Contratti di lavoro firmati e sciolti nel giro di poche settimane, finanziamenti mai rimborsati e canoni di locazione non versati. È questo lo schema finito al centro di alcune indagini coordinate dalla Procura, che hanno portato alla citazione a giudizio di tre persone – due cagliaritani e un cittadino di origini orientali – chiamate a comparire il 17 marzo davanti al Tribunale per la prima udienza.
Il meccanismo, secondo quanto emerso dalle denunce, si basava su contratti a tempo indeterminato sottoscritti con l’unico scopo di ottenere piccoli prestiti o concludere contratti di affitto, per poi interrompere quasi subito il rapporto di lavoro. In altri casi, invece, sarebbero stati utilizzati documenti del tutto falsi. Il risultato, per i proprietari di immobili o per le società finanziarie, era lo stesso: ritrovarsi con inquilini o beneficiari di credito privi di reali garanzie economiche e inadempienti rispetto ai pagamenti.
L’aumento delle querele è stato registrato soprattutto dopo la pandemia. Tuttavia, solo recentemente i primi fascicoli sono arrivati alla chiusura delle indagini con la richiesta di processo.

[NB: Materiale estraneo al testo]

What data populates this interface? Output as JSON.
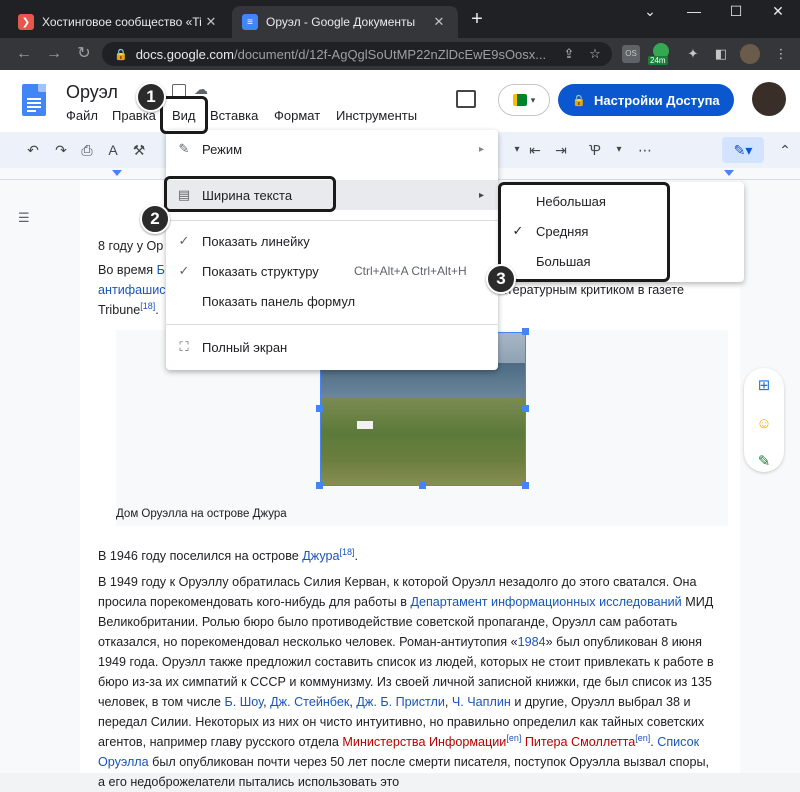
{
  "browser": {
    "tabs": [
      {
        "title": "Хостинговое сообщество «Time"
      },
      {
        "title": "Оруэл - Google Документы"
      }
    ],
    "new_tab_label": "+",
    "url_host": "docs.google.com",
    "url_path": "/document/d/12f-AgQglSoUtMP22nZlDcEwE9sOosx...",
    "ext_badge": "24m"
  },
  "docs": {
    "title": "Оруэл",
    "menu": [
      "Файл",
      "Правка",
      "Вид",
      "Вставка",
      "Формат",
      "Инструменты"
    ],
    "share_label": "Настройки Доступа"
  },
  "view_menu": {
    "items": [
      {
        "label": "Режим",
        "icon": "pencil-icon",
        "check": "",
        "shortcut": "",
        "arrow": "▸"
      },
      {
        "label": "Ширина текста",
        "icon": "text-width-icon",
        "check": "",
        "shortcut": "",
        "arrow": "▸"
      },
      {
        "label": "Показать линейку",
        "icon": "",
        "check": "✓",
        "shortcut": "",
        "arrow": ""
      },
      {
        "label": "Показать структуру",
        "icon": "",
        "check": "✓",
        "shortcut": "Ctrl+Alt+A Ctrl+Alt+H",
        "arrow": ""
      },
      {
        "label": "Показать панель формул",
        "icon": "",
        "check": "",
        "shortcut": "",
        "arrow": ""
      },
      {
        "label": "Полный экран",
        "icon": "fullscreen-icon",
        "check": "",
        "shortcut": "",
        "arrow": ""
      }
    ]
  },
  "width_submenu": {
    "items": [
      {
        "label": "Небольшая",
        "checked": false
      },
      {
        "label": "Средняя",
        "checked": true
      },
      {
        "label": "Большая",
        "checked": false
      }
    ]
  },
  "steps": [
    "1",
    "2",
    "3"
  ],
  "document": {
    "p0": "8 году у Ор",
    "p1a": "Во время ",
    "p1b": "Б",
    "p1c": "антифашис",
    "p1d": "итературным критиком в газете",
    "p1e": "Tribune",
    "p1f": "[18]",
    "p1g": ".",
    "caption": "Дом Оруэлла на острове Джура",
    "p2a": "В 1946 году поселился на острове ",
    "p2b": "Джура",
    "p2c": "[18]",
    "p2d": ".",
    "p3": [
      {
        "t": "В 1949 году к Оруэллу обратилась Силия Керван, к которой Оруэлл незадолго до этого сватался. Она просила порекомендовать кого-нибудь для работы в ",
        "c": ""
      },
      {
        "t": "Департамент информационных исследований",
        "c": "link"
      },
      {
        "t": " МИД Великобритании. Ролью бюро было противодействие советской пропаганде, Оруэлл сам работать отказался, но порекомендовал несколько человек. Роман-антиутопия «",
        "c": ""
      },
      {
        "t": "1984",
        "c": "link"
      },
      {
        "t": "» был опубликован 8 июня 1949 года. Оруэлл также предложил составить список из людей, которых не стоит привлекать к работе в бюро из-за их симпатий к СССР и коммунизму. Из своей личной записной книжки, где был список из 135 человек, в том числе ",
        "c": ""
      },
      {
        "t": "Б. Шоу",
        "c": "link"
      },
      {
        "t": ", ",
        "c": ""
      },
      {
        "t": "Дж. Стейнбек",
        "c": "link"
      },
      {
        "t": ", ",
        "c": ""
      },
      {
        "t": "Дж. Б. Пристли",
        "c": "link"
      },
      {
        "t": ", ",
        "c": ""
      },
      {
        "t": "Ч. Чаплин",
        "c": "link"
      },
      {
        "t": " и другие, Оруэлл выбрал 38 и передал Силии. Некоторых из них он чисто интуитивно, но правильно определил как тайных советских агентов, например главу русского отдела ",
        "c": ""
      },
      {
        "t": "Министерства Информации",
        "c": "red"
      },
      {
        "t": "[en]",
        "c": "supl"
      },
      {
        "t": " ",
        "c": ""
      },
      {
        "t": "Питера Смоллетта",
        "c": "red"
      },
      {
        "t": "[en]",
        "c": "supl"
      },
      {
        "t": ". ",
        "c": ""
      },
      {
        "t": "Список Оруэлла",
        "c": "link"
      },
      {
        "t": " был опубликован почти через 50 лет после смерти писателя, поступок Оруэлла вызвал споры, а его недоброжелатели пытались использовать это",
        "c": ""
      }
    ]
  },
  "colors": {
    "accent": "#0b57d0",
    "badge": "#2b2b2b",
    "link": "#1a55b8",
    "red_link": "#ba0000"
  }
}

In diverse situazioni, invece, i magistrati hanno dovuto chiedere l’archiviazione, non essendo stato possibile dimostrare che il contratto di lavoro fosse stato stipulato fin dall’origine con finalità fraudolente, ossia per ottenere un prestito destinato a non essere restituito.
Le denunce sono partite in larga parte da due società specializzate nell’erogazione di finanziamenti di modesta entità, generalmente inferiori ai 5mila euro. Attraverso l’incrocio dei dati relativi ai clienti morosi, le aziende avrebbero individuato un elemento ricorrente: alcuni beneficiari risultavano assunti e poi licenziati nel giro di poco tempo da un’impresa del settore della ristorazione il cui titolare è di nazionalità cinese.
Nel corso degli accertamenti, la polizia giudiziaria ha scoperto che uno degli stessi contratti di lavoro sarebbe stato utilizzato anche per ottenere la locazione di un immobile commerciale. Dopo il versamento della caparra, tuttavia, non sarebbero seguiti i pagamenti dei canoni mensili. Un modello definito “fotocopia”, replicato per conseguire vantaggi economici immediati senza adempiere agli obblighi contrattuali.
Gli istituti di credito e le finanziarie dispongono di strumenti di verifica dell’autenticità dei documenti presentati, come il controllo delle buste paga, l’accesso alle banche dati dei centri per l’impiego e dell’Inps o la verifica del reddito da lavoro. Se le cosiddette “false buste paga” risultano più facilmente individuabili, più complessa è invece la situazione in presenza di un contratto a tempo indeterminato formalmente registrato. In questi casi, dimostrare l’intento fraudolento originario diventa particolarmente difficile sotto il profilo probatorio.
Non si tratta del primo filone investigativo incentrato su presunte assunzioni fittizie. In passato la Procura, con il pubblico ministero Enrico Lussu, aveva portato a processo una ventina di persone nell’ambito di un’inchiesta su contratti di lavoro utilizzati per ottenere permessi di soggiorno e aggirare la normativa sull’immigrazione.
La nuova ondata di denunce, però, si è concentrata prevalentemente su piccoli finanziamenti e contratti di locazione con caparre di migliaia di euro, ambiti nei quali il danno economico, pur contenuto nei singoli casi, rischia di moltiplicarsi con la reiterazione dello schema.
Spetterà ora al Tribunale accertare eventuali responsabilità e chiarire se i contratti contestati siano stati stipulati con finalità illecite o se si tratti di rapporti lavorativi interrotti senza un disegno fraudolento preordinato.